Eine Auswertung von night-ride.ch zu Preisen in diversen Kategorien und an unterschiedlichen Tagen zeigt: Der durchschnittliche Preis liegt um bis zu 184 Prozent über dem zuvor verlangten Preis. In praktisch jedem Beispiel liegt der durchschnittliche Preis höher als vor dem Systemwechsel.

Weder rentabel noch nachhaltig

Kann so das von Klimaschützern geforderte Ziel eines breiten Umstiegs von Flug auf Zug gelingen? 

Der frühere SBB-Chef Benedikt Weibel (77) wiederholt in einem Interview im «Tages-Anzeiger» Kritik an Nachtzügen, die er schon 2021 in seinem Buch «Wir Mobilitätsmenschen – Wege und Irrwege zu einem nachhaltigen Verkehr» äusserte.

Der Solothurner sagt, Nachtzüge sollten «keinen einzigen Subventionsfranken» erhalten, zumal es keine ausgewiesene Hebelwirkung beim CO₂-Ausstoss gebe. Im neuen CO₂-Gesetzesvorschlag könnten den SBB bis zu 30 Millionen Subventionsfranken pro Jahr für den Betrieb eigener Nachtzüge zugesprochen werden. Doch für die damit verbundenen Klimaziele trage der Nachtzug in seiner aktuellen Form «nichts» bei, so Weibel.

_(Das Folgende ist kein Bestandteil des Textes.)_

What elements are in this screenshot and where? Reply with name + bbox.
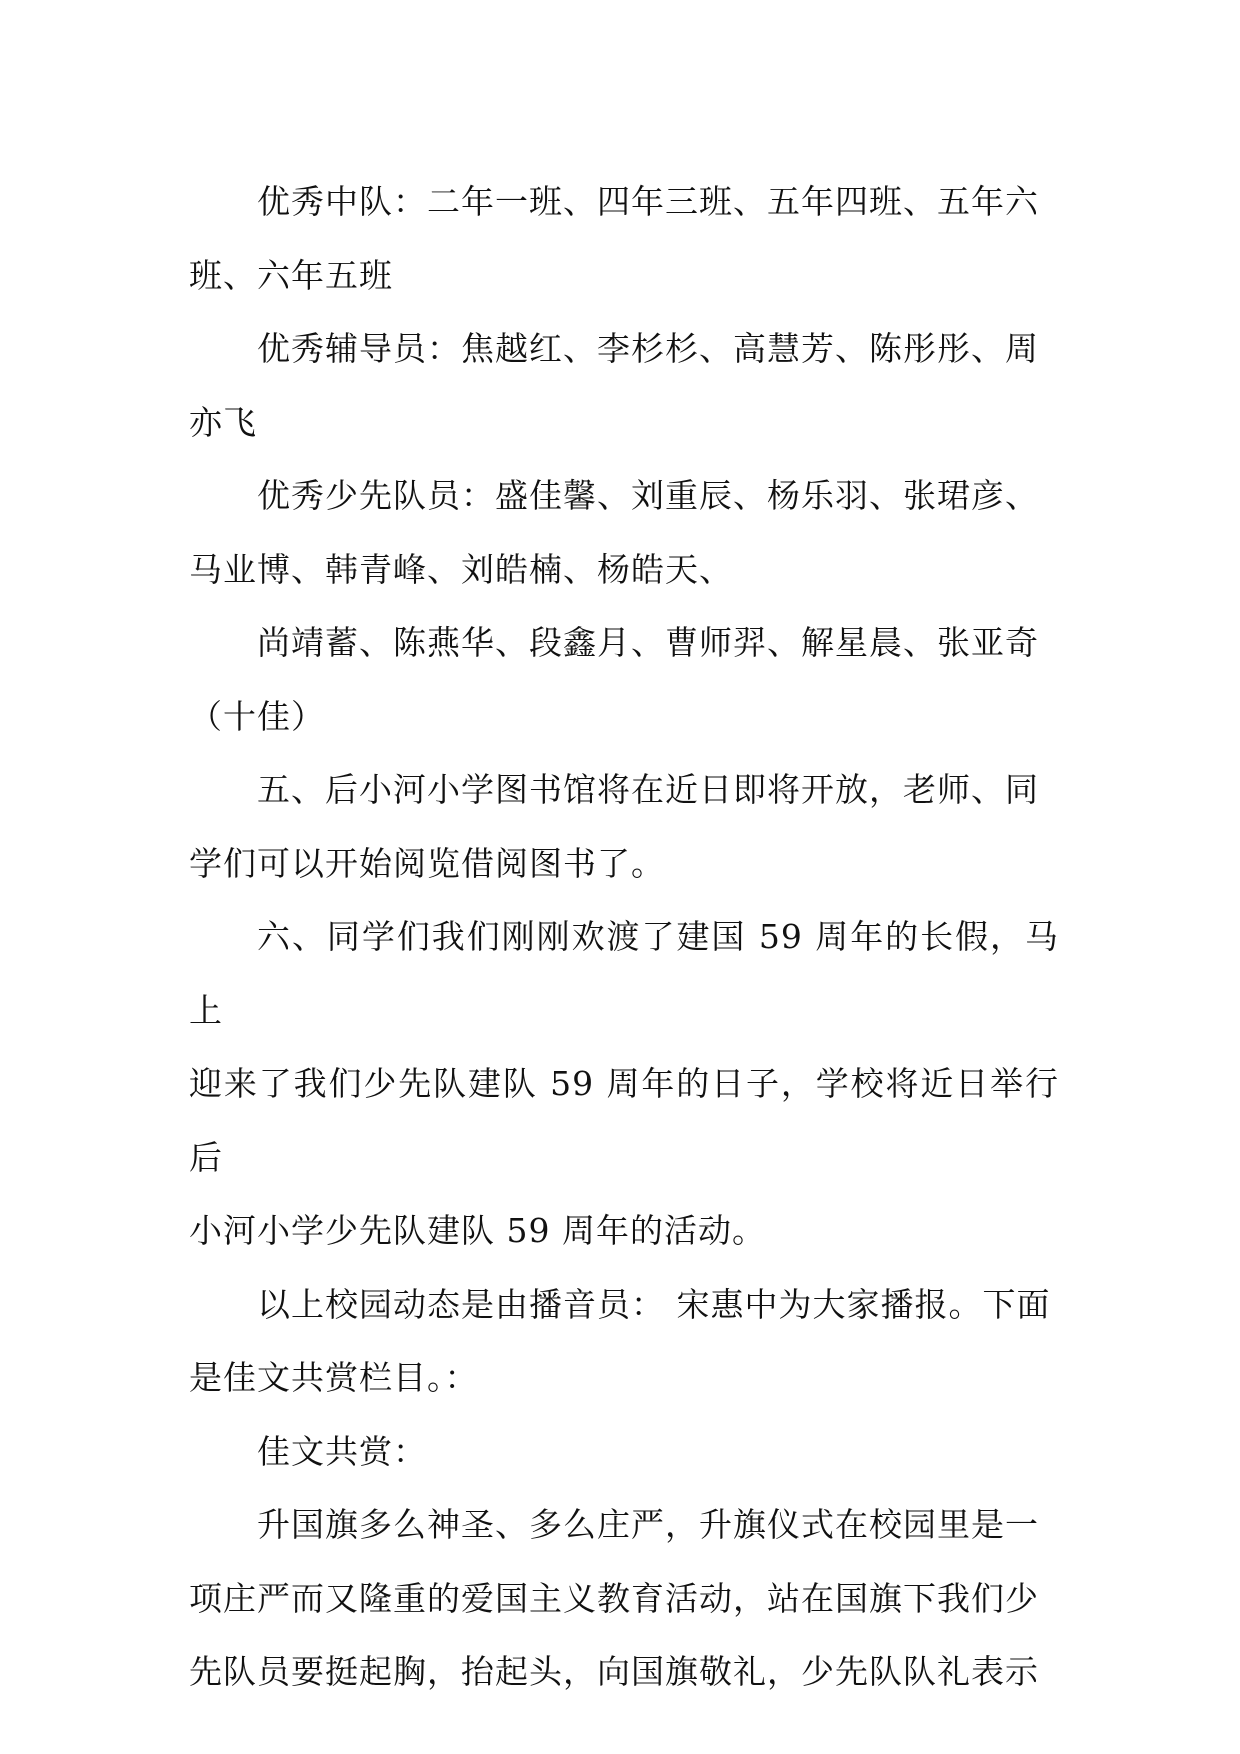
text-line: 班、六年五班 — [189, 255, 393, 295]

Gegenüber Blick präzisiert er: «Ein 200 Tonnen schwerer Zug, der 254 Reisende nachts befördert und sonst den ganzen Tag unbenutzt auf einem Abstellgleis steht, ist weder rentabel noch nachhaltig.» Ein 20 Tonnen schwerer Reisebus, der 80 Personen befördere, sei kaum weniger nachhaltig und erst noch günstiger. Deshalb müsse der Subventionsgeber sich überlegen, ob er mit dem Geld nicht anderweitig mehr CO₂ einsparen könne.

Zudem seien die Preise zu hoch, mit denen die ÖBB primär auf umweltbewusste Geschäftsreisende abzielt. «Bei Preisen von teils über 700 Euro für Nachtzugverbindungen nach Wien oder Hamburg fehlt doch der Anreiz für den Umstieg vom Flugzeug auf den Zug», so Weibel. Überdies ist er überzeugt, dass Geschäftsreisen und Nachtzugverkehr nicht zusammenpassen: «Die Nachfrage dafür war immer sehr gering, und wirklich umweltbewusste Geschäftspersonen setzen künftig auf Zoom, Teams und solche Plattformen.»

Es braucht ein neues Nachtzug-Konzept

Grundsätzlich spreche laut Weibel nichts gegen ein touristisches Nachtzug-Angebot, das finanziell aus eigener Kraft tragfähig sei. Damit dies klappt, hat er einen Vorschlag: «Es braucht neues, innovatives Rollmaterial, das für Tagesverkehr umgerüstet werden kann und sowohl für den Nacht- wie für den Tagesverkehr über eine maximale Anzahl Liege- und Sitzplätze verfügt.»

Er weist darauf hin, dass Verbesserungen im Tagesverkehr vordringlich sind. Die von den SBB angedachte neue Bahnlinie von Basel nach London beispielsweise sollte mindestens viermal täglich mit 1000 Sitzplätzen verkehren – innert fünf Stunden könne der Zug via Paris-Charles de Gaulle in London sein. Die Bahn könne nur als «Massentransportmittel» sinnvoll mit anderen Verkehrsmitteln konkurrieren, preislich wie hinsichtlich der Nachhaltigkeit.